Rachel Bunting

new poem

Another new poem up at PoetSpeak:

Poem for My Voice

Interestingly, there’s been a fair amount of conversation in my world about the construction of this title. A few people lately have told me that it’s off-putting to use a title that contains the word “Poem.” Apparently some people won’t even bother reading poems that contain the word “Poem” in the title.


I suppose it can be called any number of things, including pretentious or lazy. But again: really? What about Frank O’Hara, whose poems were often titled “Poem (some line from the poem),” or “Song”?

Personally I think it’s just as pretentious to dismiss a poem simply because of a naming convention.

0 Responses

  1. I agree with you, Rachel. There is an ultra-awareness going on in poetry these days. I think it’s always been there, as Shakespeare even wrote poems that referred to poetry. I suppose it’s akin to the actors on stage making an aside, or the Boston legal characters pointing out that they are actually in a show that airs Tuesday nights.

    Perhaps because this has been criticized as masturbatory, it seems en vogue among some people to turn their noses up at any poetry that they feel is too self-aware. Sigh… I think we need a little self-awareness in order to grow, and I’ve been digging into the topic more deeply. Obviously, we don’t want to become poets solely for other poets, sitting in coffee shops, reading only to each other, however, I think poetry as an art is very aware of itself right now and hence, the criticism.

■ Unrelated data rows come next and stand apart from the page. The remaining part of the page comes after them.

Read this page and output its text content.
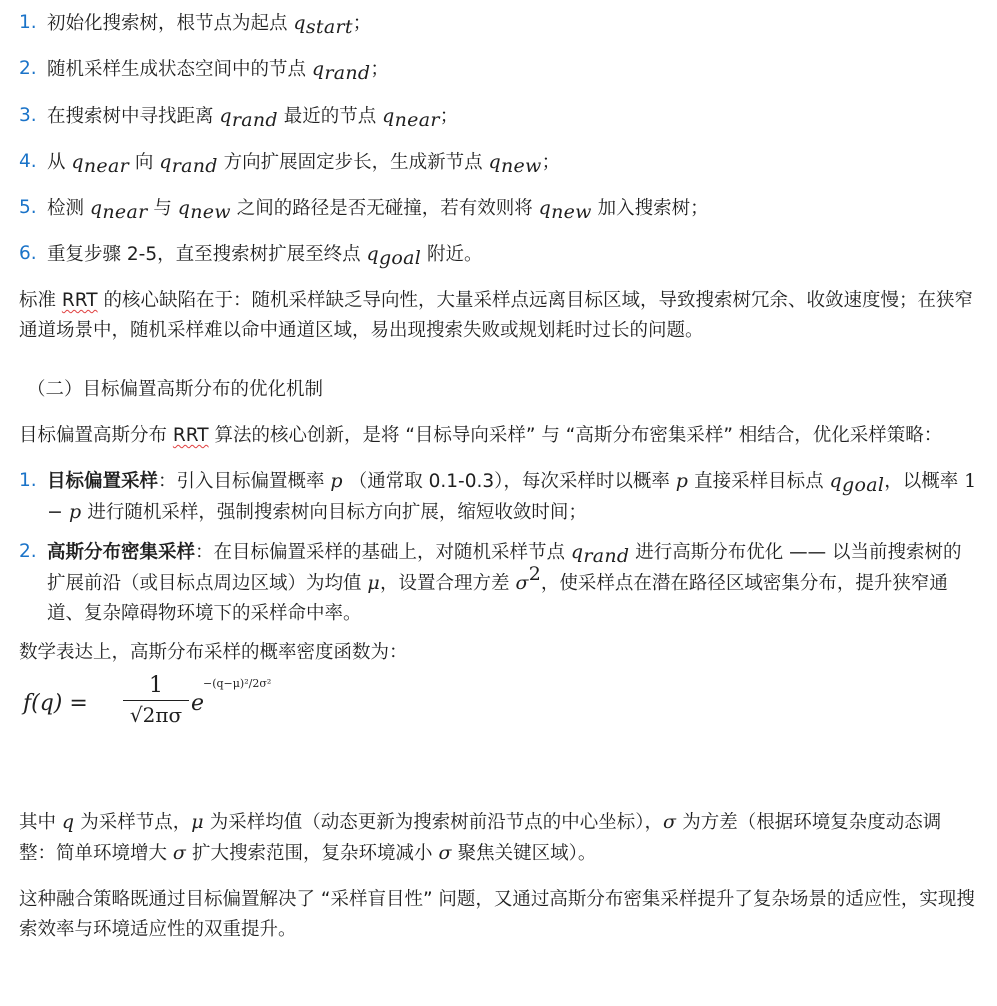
1. 初始化搜索树，根节点为起点 $q_{start}$；
2. 随机采样生成状态空间中的节点 $q_{rand}$；
3. 在搜索树中寻找距离 $q_{rand}$ 最近的节点 $q_{near}$；
4. 从 $q_{near}$ 向 $q_{rand}$ 方向扩展固定步长，生成新节点 $q_{new}$；
5. 检测 $q_{near}$ 与 $q_{new}$ 之间的路径是否无碰撞，若有效则将 $q_{new}$ 加入搜索树；
6. 重复步骤 2-5，直至搜索树扩展至终点 $q_{goal}$ 附近。

标准 RRT 的核心缺陷在于：随机采样缺乏导向性，大量采样点远离目标区域，导致搜索树冗余、收敛速度慢；在狭窄通道场景中，随机采样难以命中通道区域，易出现搜索失败或规划耗时过长的问题。

（二）目标偏置高斯分布的优化机制

目标偏置高斯分布 RRT 算法的核心创新，是将 “目标导向采样” 与 “高斯分布密集采样” 相结合，优化采样策略：

1. 目标偏置采样：引入目标偏置概率 p （通常取 0.1-0.3），每次采样时以概率 p 直接采样目标点 $q_{goal}$，以概率 1 − p 进行随机采样，强制搜索树向目标方向扩展，缩短收敛时间；
2. 高斯分布密集采样：在目标偏置采样的基础上，对随机采样节点 $q_{rand}$ 进行高斯分布优化 —— 以当前搜索树的扩展前沿（或目标点周边区域）为均值 μ，设置合理方差 $\sigma^2$，使采样点在潜在路径区域密集分布，提升狭窄通道、复杂障碍物环境下的采样命中率。

数学表达上，高斯分布采样的概率密度函数为：

f(q) =
1
√2πσ e
−(q−μ)²/2σ²

其中 q 为采样节点，μ 为采样均值（动态更新为搜索树前沿节点的中心坐标），σ 为方差（根据环境复杂度动态调整：简单环境增大 σ 扩大搜索范围，复杂环境减小 σ 聚焦关键区域）。

这种融合策略既通过目标偏置解决了 “采样盲目性” 问题，又通过高斯分布密集采样提升了复杂场景的适应性，实现搜索效率与环境适应性的双重提升。
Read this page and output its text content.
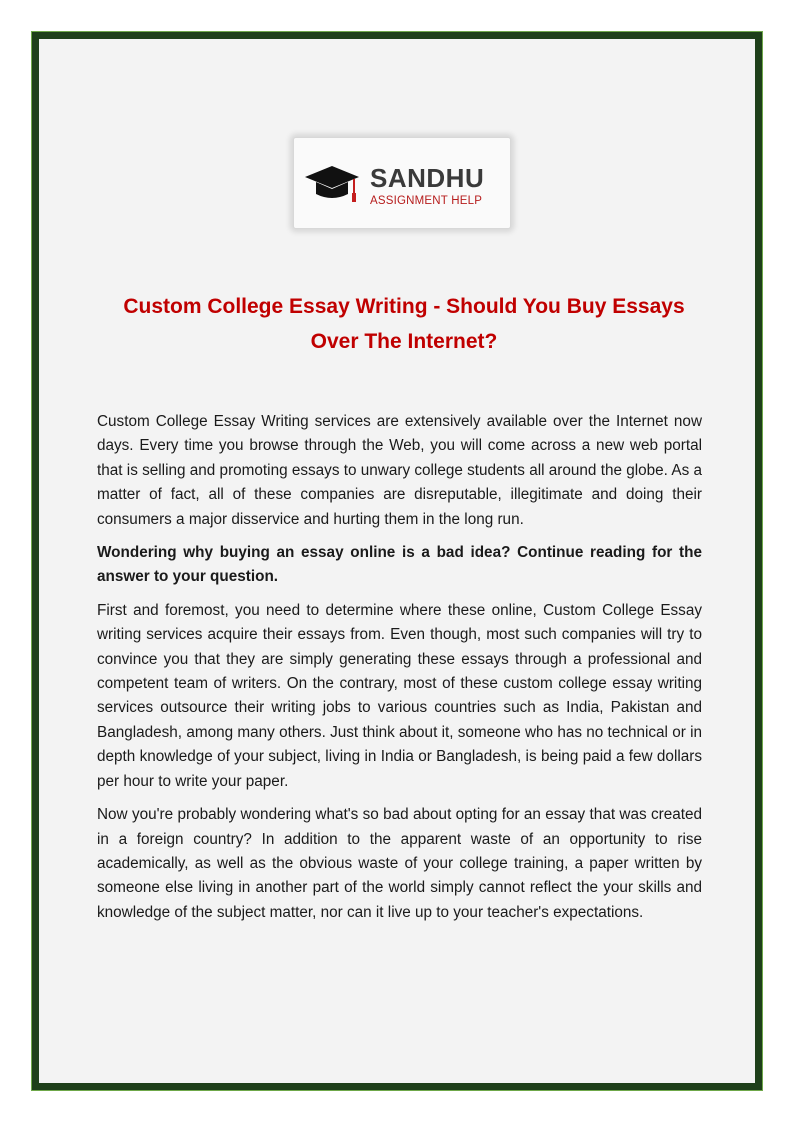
SANDHU
ASSIGNMENT HELP
Custom College Essay Writing - Should You Buy Essays Over The Internet?

Custom College Essay Writing services are extensively available over the Internet now days. Every time you browse through the Web, you will come across a new web portal that is selling and promoting essays to unwary college students all around the globe. As a matter of fact, all of these companies are disreputable, illegitimate and doing their consumers a major disservice and hurting them in the long run.

Wondering why buying an essay online is a bad idea? Continue reading for the answer to your question.

First and foremost, you need to determine where these online, Custom College Essay writing services acquire their essays from. Even though, most such companies will try to convince you that they are simply generating these essays through a professional and competent team of writers. On the contrary, most of these custom college essay writing services outsource their writing jobs to various countries such as India, Pakistan and Bangladesh, among many others. Just think about it, someone who has no technical or in depth knowledge of your subject, living in India or Bangladesh, is being paid a few dollars per hour to write your paper.

Now you're probably wondering what's so bad about opting for an essay that was created in a foreign country? In addition to the apparent waste of an opportunity to rise academically, as well as the obvious waste of your college training, a paper written by someone else living in another part of the world simply cannot reflect the your skills and knowledge of the subject matter, nor can it live up to your teacher's expectations.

    But yes, I suppose if the nay-sayers are right we should get rid of the Hebrew poem, “Song of Solomen,” and Whitman’s “Song of Myself.”

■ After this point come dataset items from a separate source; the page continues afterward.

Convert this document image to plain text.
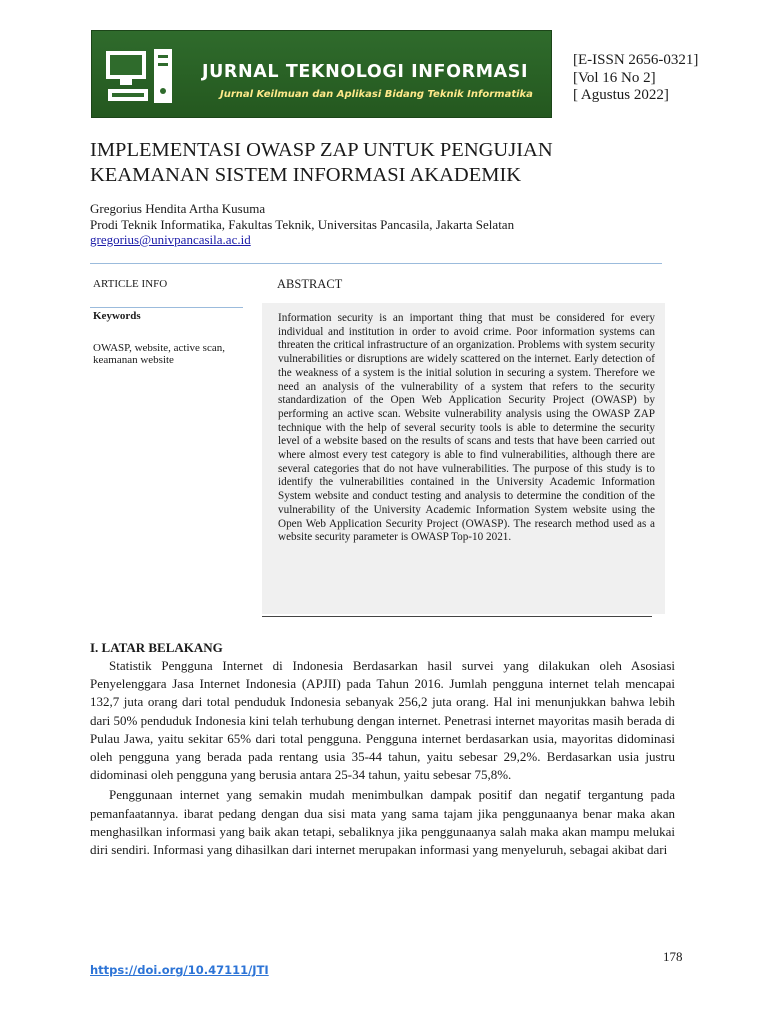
JURNAL TEKNOLOGI INFORMASI
Jurnal Keilmuan dan Aplikasi Bidang Teknik Informatika
[E-ISSN 2656-0321]
[Vol 16 No 2]
[ Agustus 2022]
IMPLEMENTASI OWASP ZAP UNTUK PENGUJIAN KEAMANAN SISTEM INFORMASI AKADEMIK
Gregorius Hendita Artha Kusuma
Prodi Teknik Informatika, Fakultas Teknik, Universitas Pancasila, Jakarta Selatan
gregorius@univpancasila.ac.id
ARTICLE INFO	ABSTRACT
Keywords
OWASP, website, active scan, keamanan website

Information security is an important thing that must be considered for every individual and institution in order to avoid crime. Poor information systems can threaten the critical infrastructure of an organization. Problems with system security vulnerabilities or disruptions are widely scattered on the internet. Early detection of the weakness of a system is the initial solution in securing a system. Therefore we need an analysis of the vulnerability of a system that refers to the security standardization of the Open Web Application Security Project (OWASP) by performing an active scan. Website vulnerability analysis using the OWASP ZAP technique with the help of several security tools is able to determine the security level of a website based on the results of scans and tests that have been carried out where almost every test category is able to find vulnerabilities, although there are several categories that do not have vulnerabilities. The purpose of this study is to identify the vulnerabilities contained in the University Academic Information System website and conduct testing and analysis to determine the condition of the vulnerability of the University Academic Information System website using the Open Web Application Security Project (OWASP). The research method used as a website security parameter is OWASP Top-10 2021.

I. LATAR BELAKANG

Statistik Pengguna Internet di Indonesia Berdasarkan hasil survei yang dilakukan oleh Asosiasi Penyelenggara Jasa Internet Indonesia (APJII) pada Tahun 2016. Jumlah pengguna internet telah mencapai 132,7 juta orang dari total penduduk Indonesia sebanyak 256,2 juta orang. Hal ini menunjukkan bahwa lebih dari 50% penduduk Indonesia kini telah terhubung dengan internet. Penetrasi internet mayoritas masih berada di Pulau Jawa, yaitu sekitar 65% dari total pengguna. Pengguna internet berdasarkan usia, mayoritas didominasi oleh pengguna yang berada pada rentang usia 35-44 tahun, yaitu sebesar 29,2%. Berdasarkan usia justru didominasi oleh pengguna yang berusia antara 25-34 tahun, yaitu sebesar 75,8%.

Penggunaan internet yang semakin mudah menimbulkan dampak positif dan negatif tergantung pada pemanfaatannya. ibarat pedang dengan dua sisi mata yang sama tajam jika penggunaanya benar maka akan menghasilkan informasi yang baik akan tetapi, sebaliknya jika penggunaanya salah maka akan mampu melukai diri sendiri. Informasi yang dihasilkan dari internet merupakan informasi yang menyeluruh, sebagai akibat dari

178
https://doi.org/10.47111/JTI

    Don’t let the pretentious poets stop you from singing the way you must.

  2. I was told recently in a workshop never to put the name of a poetic form in a title (like, “A Sestina Written by the Women of the Daily Show”), but I think it hinges on the rest of the title. If it’s a good title, it’s a good title as far as I’m concerned. Plus I’ve seen dozens of sestinas with “sestina” in the title – I’m not sure I can think of a sestina that *didn’t* have sestina in the title – and also ghazals and villanelles. So clearly there are plenty of people breaking this “convention.” I’m almost inspired to go around calling my poems Poem and my villanelles Villanelle just because some people seem to think I shouldn’t.